BAC Nord (2020) : découvrez la fin du film avec François Civil, Adèle Exarchopoulos et Gilles Lellouche

AM.wiss

Film coup de poing signé Cédric Jimenez, BAC Nord a marqué le cinéma français par sa tension brute et son réalisme frontal. Inspiré de faits réels, ce polar marseillais ne se termine pas comme on l’attend… et c’est justement pour ça que sa fin continue de faire débat, plusieurs années après sa sortie.

Un polar nerveux ancré dans une réalité explosive

Sorti en 2021, BAC Nord plonge le spectateur dans les quartiers Nord de Marseille, aux côtés de trois policiers de la Brigade Anti-Criminalité. Greg, Yass et Antoine bossent dans un environnement sous pression permanente, entre trafic de drogue, hiérarchie déconnectée et moyens limités. Cédric Jimenez filme tout ça caméra à l’épaule, sans fioritures, avec une urgence presque étouffante.

Le film s’inspire librement d’une affaire judiciaire survenue en 2012, impliquant de vrais policiers de la BAC marseillaise. Et clairement, le réalisateur ne cherche pas la neutralité absolue. Il adopte un point de vue, assume un regard, quitte à déranger.
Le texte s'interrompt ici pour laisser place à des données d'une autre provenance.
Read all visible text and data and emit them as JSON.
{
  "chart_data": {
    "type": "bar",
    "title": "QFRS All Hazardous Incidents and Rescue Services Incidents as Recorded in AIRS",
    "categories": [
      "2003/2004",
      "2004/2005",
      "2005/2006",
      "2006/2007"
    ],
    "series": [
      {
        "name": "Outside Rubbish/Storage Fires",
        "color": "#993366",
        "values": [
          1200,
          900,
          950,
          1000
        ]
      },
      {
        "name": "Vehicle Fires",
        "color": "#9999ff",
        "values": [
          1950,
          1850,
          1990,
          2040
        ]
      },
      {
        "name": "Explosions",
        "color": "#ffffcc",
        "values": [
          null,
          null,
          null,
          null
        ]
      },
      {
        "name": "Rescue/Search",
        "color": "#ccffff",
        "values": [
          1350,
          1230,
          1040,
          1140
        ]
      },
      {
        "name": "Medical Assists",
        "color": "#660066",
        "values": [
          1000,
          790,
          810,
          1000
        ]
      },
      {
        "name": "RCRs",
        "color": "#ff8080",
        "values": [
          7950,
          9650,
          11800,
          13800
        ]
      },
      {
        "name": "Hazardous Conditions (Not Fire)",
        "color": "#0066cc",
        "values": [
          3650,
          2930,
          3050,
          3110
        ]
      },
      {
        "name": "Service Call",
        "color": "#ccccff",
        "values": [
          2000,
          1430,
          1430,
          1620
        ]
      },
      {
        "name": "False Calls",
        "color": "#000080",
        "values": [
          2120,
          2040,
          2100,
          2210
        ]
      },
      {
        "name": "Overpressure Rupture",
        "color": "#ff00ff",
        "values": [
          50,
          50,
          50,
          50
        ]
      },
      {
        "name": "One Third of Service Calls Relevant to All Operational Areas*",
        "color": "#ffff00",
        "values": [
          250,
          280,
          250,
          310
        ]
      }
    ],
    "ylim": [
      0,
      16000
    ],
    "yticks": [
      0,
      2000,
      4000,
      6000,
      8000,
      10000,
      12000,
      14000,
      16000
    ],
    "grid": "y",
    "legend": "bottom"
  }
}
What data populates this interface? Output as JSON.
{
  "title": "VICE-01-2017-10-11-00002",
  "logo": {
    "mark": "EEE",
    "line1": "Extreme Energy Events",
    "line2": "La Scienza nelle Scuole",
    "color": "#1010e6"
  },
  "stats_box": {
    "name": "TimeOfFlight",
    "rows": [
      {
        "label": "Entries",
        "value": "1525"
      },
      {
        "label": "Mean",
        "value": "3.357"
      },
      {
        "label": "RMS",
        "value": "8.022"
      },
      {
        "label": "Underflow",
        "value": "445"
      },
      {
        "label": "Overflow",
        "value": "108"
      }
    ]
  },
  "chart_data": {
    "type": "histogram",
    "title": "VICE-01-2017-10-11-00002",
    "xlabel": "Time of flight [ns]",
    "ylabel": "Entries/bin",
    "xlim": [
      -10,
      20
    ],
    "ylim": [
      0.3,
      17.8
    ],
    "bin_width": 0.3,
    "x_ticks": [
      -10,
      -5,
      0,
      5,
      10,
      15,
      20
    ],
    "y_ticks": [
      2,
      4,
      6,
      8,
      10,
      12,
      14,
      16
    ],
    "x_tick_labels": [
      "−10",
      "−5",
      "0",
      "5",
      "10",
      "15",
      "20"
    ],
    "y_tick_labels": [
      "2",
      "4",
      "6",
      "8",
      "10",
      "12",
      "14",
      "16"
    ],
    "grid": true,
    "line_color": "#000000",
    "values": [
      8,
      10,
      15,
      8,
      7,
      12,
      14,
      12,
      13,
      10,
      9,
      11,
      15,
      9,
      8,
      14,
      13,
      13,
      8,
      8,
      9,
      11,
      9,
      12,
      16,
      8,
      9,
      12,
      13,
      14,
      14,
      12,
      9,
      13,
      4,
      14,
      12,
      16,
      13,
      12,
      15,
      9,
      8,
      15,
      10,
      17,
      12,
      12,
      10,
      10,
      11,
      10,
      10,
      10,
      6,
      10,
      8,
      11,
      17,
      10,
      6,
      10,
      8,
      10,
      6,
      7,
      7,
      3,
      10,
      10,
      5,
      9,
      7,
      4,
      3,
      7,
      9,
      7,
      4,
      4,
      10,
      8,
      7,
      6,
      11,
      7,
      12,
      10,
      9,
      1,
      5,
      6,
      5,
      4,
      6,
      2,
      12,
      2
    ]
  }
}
Une montée en tension jusqu’au point de rupture

Pendant une bonne heure, BAC Nord fonctionne comme un thriller classique mais ultra efficace. Les opérations s’enchaînent, les limites morales se brouillent, les personnages s’enfoncent dans une zone grise. L’objectif est clair, faire tomber les gros poissons du trafic, peu importe les méthodes.

Et puis tout bascule. Les trois policiers sont arrêtés par l’IGPN. Motif, ils ont utilisé de la drogue saisie pour rémunérer une indicatrice. Sur le papier, c’est illégal. Dans le contexte du terrain, c’est présenté comme une pratique tolérée, voire encouragée, tant que les résultats suivent. Le film insiste lourdement sur cette ambiguïté, et c’est là que la machine judiciaire se referme.

Une fin amère, loin du cliché hollywoodien

La fin de BAC Nord surprend par sa sobriété. Pas de grand discours, pas de revanche spectaculaire. Les policiers passent par la détention provisoire, la pression psychologique est immense, les familles trinquent, et le système judiciaire avance lentement, froidement.

Finalement, les charges les plus lourdes sont abandonnées. Ils ne sont pas condamnés comme des criminels, mais leur carrière, elle, est brisée. Greg est radié de la police. Antoine quitte l’institution et change complètement de vie. Yass reste dans la police, mais s’engage côté syndical, comme s’il avait compris que le combat se jouait ailleurs.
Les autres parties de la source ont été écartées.